Autour de ce noyau, la relecture contemporaine de Dowland, Monteverdi, Purcell ou encore Bataille pouvait commencer. Johan Dupont s’est donc mis au travail, et d’arrangements en arrangements, de répétitions en concerts « try out », il va compléter le trio par deux complices de son premier cercle, le violoniste Joachim Iannello – retenez bien ce nom ! – et le clarinettiste Jean-François Foliez, un tout terrain du monde des musiques actuelles. Ensuite, l’opportunité de l’enregistrement pour le label Igloo va enrichir l’instrumentarium du groupe grâce à l’apport du tromboniste Adrien Lambinet, sur Flow My Tears de Dowland, de Joannie Carlier au basson, impressionnante de virtuosité sur Come Away, Come Sweet Love de Dowland, on la retrouve aussi sur The Three Ravens de Thomas Ravenscroft et Un Satyre Connu de Gabriel Bataille, et enfin du percussionniste Etienne Plumer dont le jeu efficace et tout en nuances sur Lida Spina del Mio Corede Monteverdi mériterait d’être étendu à d’autres titres.

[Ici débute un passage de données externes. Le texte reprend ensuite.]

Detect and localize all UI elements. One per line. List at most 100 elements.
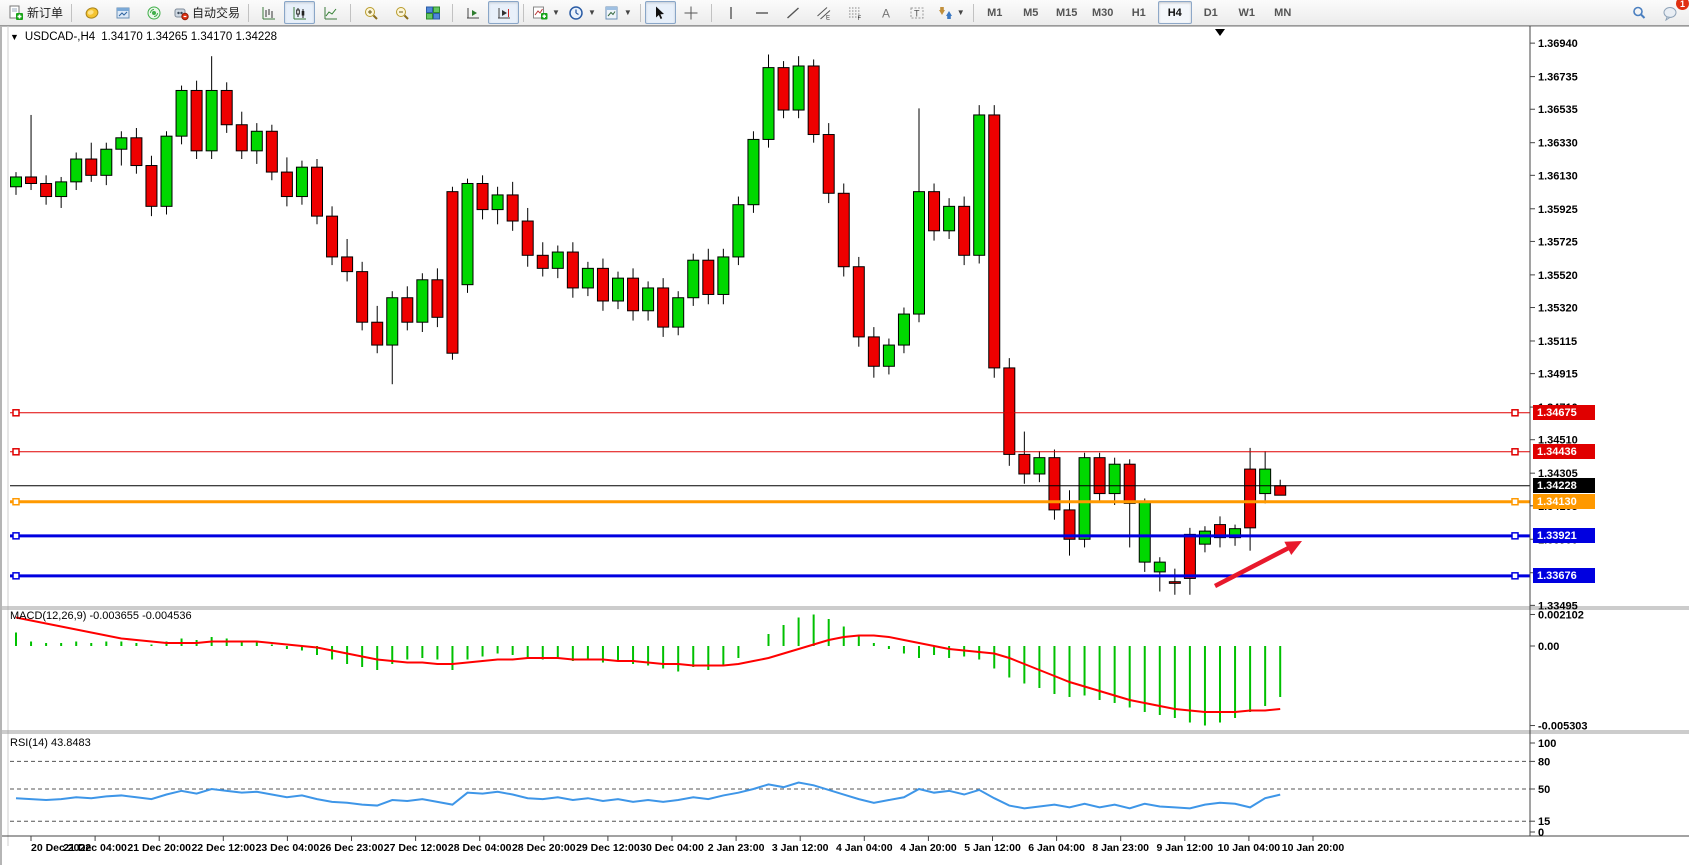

Le premier album de Music 4 A While compte dix titres, un peu plus de cinquante minutes de musiques enregistrées qui révèlent les premiers pas d’un concept déjà expérimenté par d’illustres ancêtres comme le Modern Jazz Quartet ou encore Dave Brubeck. Sauf qu’ici, la bonne idée vient du choix des compositeurs et des titres. Le pari est en grande partie réussi, même si, comme souvent, le temps et la rencontre avec les publics permettront d’élaguer les excroissances, de ciseler certaines expressions et d’atteindre la voix juste d’une musique devenue intemporelle. La musique, n’est-elle pas par excellence cette expression artistique qui tutoie l’invisible et se moque des frontières de l’espace-temps?"